2011年04月16日

進撃の巨人4巻 訓練生時代

 巨人化したエレンの担いだ岩が超大型巨人の開けた穴を埋めて、人類による反攻の狼煙があがる。エレンが岩を叩きつけるように置いたシーンで門の亀裂に衝撃が走っており、あのまま崩れたら面白いと思ってしまった。
 いろいろと不確定要素の多い作戦だったことは確かだ――あれだけ深く亀裂が走っていると大雨のときなどに再び壁が崩れる危険がありそうだ。まぁ、困ったときの理系の友人工兵隊頼み。彼らに任せれば何とかしてくれるのではないか。

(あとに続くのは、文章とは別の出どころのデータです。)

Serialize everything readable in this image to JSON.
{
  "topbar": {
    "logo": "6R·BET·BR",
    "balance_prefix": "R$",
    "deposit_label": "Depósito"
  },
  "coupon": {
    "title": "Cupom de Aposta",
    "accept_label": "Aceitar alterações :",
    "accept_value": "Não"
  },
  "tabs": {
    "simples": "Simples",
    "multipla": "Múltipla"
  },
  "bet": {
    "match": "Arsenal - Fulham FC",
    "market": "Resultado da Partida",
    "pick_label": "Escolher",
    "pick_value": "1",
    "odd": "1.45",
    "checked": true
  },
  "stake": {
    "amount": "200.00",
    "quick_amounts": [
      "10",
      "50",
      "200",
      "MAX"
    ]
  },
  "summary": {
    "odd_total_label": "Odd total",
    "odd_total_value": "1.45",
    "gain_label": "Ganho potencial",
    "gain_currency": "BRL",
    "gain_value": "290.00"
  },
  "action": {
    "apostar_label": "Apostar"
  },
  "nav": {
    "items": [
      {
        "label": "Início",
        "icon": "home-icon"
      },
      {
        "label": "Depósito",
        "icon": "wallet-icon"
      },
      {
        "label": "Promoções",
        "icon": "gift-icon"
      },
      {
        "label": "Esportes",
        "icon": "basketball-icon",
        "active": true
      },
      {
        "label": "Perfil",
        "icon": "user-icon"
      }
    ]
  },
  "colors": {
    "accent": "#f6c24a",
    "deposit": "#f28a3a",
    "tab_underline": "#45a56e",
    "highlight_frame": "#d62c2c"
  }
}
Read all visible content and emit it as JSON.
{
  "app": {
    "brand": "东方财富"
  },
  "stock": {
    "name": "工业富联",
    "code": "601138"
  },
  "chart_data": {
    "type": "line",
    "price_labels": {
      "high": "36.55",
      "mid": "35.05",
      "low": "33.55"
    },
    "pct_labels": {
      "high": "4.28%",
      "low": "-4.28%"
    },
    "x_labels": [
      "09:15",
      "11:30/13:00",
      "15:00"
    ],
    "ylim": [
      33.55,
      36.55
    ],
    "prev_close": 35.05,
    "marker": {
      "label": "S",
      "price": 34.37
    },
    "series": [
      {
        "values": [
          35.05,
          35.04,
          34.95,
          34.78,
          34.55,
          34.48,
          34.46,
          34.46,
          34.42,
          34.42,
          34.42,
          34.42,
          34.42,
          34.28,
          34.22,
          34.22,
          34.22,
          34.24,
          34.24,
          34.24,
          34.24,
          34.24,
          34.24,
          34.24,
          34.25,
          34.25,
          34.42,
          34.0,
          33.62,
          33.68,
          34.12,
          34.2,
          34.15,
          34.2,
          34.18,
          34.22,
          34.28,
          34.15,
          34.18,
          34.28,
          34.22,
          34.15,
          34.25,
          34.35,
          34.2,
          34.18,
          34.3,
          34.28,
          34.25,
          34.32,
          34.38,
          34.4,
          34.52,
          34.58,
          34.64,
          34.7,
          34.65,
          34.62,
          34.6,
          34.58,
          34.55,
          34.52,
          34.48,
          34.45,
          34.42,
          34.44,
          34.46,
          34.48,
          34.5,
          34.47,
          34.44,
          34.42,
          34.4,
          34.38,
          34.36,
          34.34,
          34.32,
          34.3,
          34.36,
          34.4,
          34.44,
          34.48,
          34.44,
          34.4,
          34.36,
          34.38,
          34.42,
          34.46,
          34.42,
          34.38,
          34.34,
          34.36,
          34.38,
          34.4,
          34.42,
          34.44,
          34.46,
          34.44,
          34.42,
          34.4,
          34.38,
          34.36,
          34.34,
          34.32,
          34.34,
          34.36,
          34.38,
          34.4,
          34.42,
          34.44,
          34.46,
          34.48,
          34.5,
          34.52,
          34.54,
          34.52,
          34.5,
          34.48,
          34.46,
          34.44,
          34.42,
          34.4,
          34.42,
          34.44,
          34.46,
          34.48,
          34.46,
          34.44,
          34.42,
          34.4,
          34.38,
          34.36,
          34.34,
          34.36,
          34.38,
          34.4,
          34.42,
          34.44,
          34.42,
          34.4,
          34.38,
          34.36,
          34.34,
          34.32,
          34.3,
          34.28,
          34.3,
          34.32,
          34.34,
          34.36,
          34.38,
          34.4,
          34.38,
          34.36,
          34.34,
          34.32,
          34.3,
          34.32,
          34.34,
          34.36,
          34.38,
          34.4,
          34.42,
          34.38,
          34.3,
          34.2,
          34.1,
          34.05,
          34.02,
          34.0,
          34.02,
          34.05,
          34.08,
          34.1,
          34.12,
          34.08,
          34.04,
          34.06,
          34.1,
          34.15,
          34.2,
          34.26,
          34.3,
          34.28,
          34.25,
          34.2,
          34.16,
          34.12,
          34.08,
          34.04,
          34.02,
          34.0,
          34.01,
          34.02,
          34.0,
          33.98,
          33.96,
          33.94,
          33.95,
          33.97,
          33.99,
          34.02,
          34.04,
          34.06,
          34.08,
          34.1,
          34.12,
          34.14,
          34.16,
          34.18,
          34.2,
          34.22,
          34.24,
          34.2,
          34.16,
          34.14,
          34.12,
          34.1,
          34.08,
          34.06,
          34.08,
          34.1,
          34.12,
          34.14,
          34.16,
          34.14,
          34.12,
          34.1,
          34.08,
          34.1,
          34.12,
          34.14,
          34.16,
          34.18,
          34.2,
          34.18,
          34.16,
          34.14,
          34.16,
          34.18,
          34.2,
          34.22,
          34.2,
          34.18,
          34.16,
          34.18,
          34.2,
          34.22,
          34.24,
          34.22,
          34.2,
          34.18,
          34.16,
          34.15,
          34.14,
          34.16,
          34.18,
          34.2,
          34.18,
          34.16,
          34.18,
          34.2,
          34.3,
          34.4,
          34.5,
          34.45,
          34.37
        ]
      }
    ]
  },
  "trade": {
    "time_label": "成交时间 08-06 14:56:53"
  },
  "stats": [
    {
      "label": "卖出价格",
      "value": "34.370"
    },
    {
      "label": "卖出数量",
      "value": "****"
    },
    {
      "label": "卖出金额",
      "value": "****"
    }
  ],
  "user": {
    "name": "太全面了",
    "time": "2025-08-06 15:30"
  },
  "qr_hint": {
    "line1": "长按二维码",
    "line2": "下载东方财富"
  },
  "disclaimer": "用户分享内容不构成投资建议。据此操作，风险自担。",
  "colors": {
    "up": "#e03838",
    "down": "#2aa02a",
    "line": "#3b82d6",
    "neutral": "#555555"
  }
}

 エレンたちがリヴァイ兵士長と運命的な邂逅を果たしたところで場面は移り変わり、彼らの訓練生時代が描かれる。
 ベルトルトによれば12歳で志願する資格を得るようだが、そのベルトルトの語りがとても12歳には見えない老成したもので驚いた。まぁ、死を身近にした経験があれば、それだけ大人になってしまうものか。
 精神性は現代人より戦国時代の武士に近いのかもしれない。

 もうひとつ気になったのが、主要な登場人物に兄弟姉妹の存在が伺えないこと――まさか出生率1以下なのか?未開拓の土地がずいぶんあるみたいだし、これも王政府の巨人駆逐への意欲を疑わせる設定だ。
 半分閉鎖された環境になっているから、人口密度を上げすぎたところに疫病が発生するのを恐れた可能性もある。そのときはどうせウォール・シーナの門を閉じて中央に病気が侵入しないようにするんだろうな。
 気がつけば彼らの腐りっぷりを信じている。

 ライナーとベルトルトの村は壁から離れていると言っても――日常的には巨人と距離が近い方が助かる可能性が高いとは皮肉だ――きちんと狼煙網が整備されていれば、それより速く巨人に襲われることはない気がする。馬で逃げられる移動速度なのだし。
 この辺りにも王政府か駐屯兵団の怠慢があったのではないか。
 それを言うなら門のすぐ後ろに土砂を乗せたやぐらを組んで、万が一門が破られることがあったら、やぐらに火を放って土砂で穴を封鎖する仕組みを準備するとか、いろいろ備えられた気がする。
 しょせんは後の祭りか。後悔するよりもエレンたちのように今できることに意欲を燃やすのが正解だろうな。芋女さんは今食えるモノに意欲を燃やしているようだが。